From the questions you answered, where do you fall?

A healthy/normalized relationship with food means that you eat a varied and balanced diet.  It means not viewing food as good or bad.  It means listening to your hunger cues, allowing yourself to have more if you want/need it and stop eating when you are full.  Someone with a healthy relationship with food does not obsessively calorie count.  There is no compensatory behaviours in direct relation to what you eat.

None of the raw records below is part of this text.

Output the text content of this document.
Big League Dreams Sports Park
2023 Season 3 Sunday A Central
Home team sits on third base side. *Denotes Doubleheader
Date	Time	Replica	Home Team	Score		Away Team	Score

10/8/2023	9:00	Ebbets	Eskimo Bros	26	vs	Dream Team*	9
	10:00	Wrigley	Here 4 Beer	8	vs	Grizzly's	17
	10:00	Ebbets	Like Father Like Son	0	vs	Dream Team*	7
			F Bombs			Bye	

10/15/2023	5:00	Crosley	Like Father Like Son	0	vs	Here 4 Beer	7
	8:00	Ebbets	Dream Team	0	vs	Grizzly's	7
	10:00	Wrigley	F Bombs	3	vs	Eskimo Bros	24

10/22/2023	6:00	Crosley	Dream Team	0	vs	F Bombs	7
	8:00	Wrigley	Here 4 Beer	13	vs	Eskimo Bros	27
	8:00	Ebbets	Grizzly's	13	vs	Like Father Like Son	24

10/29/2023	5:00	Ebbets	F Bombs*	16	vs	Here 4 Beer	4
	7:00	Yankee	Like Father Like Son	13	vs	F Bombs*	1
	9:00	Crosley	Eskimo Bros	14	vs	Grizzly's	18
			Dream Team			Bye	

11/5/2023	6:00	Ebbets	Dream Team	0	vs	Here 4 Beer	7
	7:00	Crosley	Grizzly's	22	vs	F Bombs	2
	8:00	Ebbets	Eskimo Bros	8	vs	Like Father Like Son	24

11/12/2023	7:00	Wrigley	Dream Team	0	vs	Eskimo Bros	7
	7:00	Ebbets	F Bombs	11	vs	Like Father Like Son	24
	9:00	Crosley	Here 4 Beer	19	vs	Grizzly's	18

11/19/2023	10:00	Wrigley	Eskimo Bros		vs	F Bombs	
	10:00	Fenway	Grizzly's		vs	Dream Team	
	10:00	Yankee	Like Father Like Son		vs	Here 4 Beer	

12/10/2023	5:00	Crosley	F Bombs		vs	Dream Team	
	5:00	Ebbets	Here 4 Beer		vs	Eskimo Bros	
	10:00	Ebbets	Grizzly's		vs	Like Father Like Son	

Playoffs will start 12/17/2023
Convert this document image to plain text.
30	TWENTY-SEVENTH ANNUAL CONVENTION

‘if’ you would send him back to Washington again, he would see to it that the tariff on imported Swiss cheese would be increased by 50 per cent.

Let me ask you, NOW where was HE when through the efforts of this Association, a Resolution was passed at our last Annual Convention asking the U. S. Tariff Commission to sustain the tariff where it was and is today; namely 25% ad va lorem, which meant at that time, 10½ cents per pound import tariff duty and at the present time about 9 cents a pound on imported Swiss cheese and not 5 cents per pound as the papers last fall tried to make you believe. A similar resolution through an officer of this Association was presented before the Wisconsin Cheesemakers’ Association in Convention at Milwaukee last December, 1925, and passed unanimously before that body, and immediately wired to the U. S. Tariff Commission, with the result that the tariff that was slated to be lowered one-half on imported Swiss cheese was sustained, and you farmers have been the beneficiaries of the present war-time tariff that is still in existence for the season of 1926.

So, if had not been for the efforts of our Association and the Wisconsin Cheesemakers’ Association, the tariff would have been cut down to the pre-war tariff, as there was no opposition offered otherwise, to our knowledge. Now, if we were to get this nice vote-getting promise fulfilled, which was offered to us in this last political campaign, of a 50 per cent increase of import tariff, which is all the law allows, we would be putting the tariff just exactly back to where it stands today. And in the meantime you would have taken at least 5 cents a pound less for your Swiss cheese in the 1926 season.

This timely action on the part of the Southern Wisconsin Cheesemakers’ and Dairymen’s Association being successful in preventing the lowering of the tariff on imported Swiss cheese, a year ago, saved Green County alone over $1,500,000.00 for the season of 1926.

Disordered eating is a broad range of behaviours and emotional reactions to food.  It can mean skipping meals or eating too much at them.  It can leave one feeling in control or completely out of it.  It can mean cutting out a food group(s) or avoiding foods out of fear of weight gain.  Distorted eating can leave one feeling guilty or even shameful. It can occur as an emotional reaction or coping mechanism. It might mean not being able to eat in front of people or have ‘rules’ around what you are ‘seen’ eating. It might mean not even knowing what healthy eating is, but just knowing that the countless diets you have been on aren’t working. You do not have to have an eating disorder to have distorted eating.

Eating disorder behaviours are an extreme form of distorted eating, are severe, and can be life threatening.  Eating disorder behaviours can be severely restrictive or excessive. It can also mean engaging in binge and purge behaviours.  Individuals may gain weight, experience weight loss, or maintain a certain weight.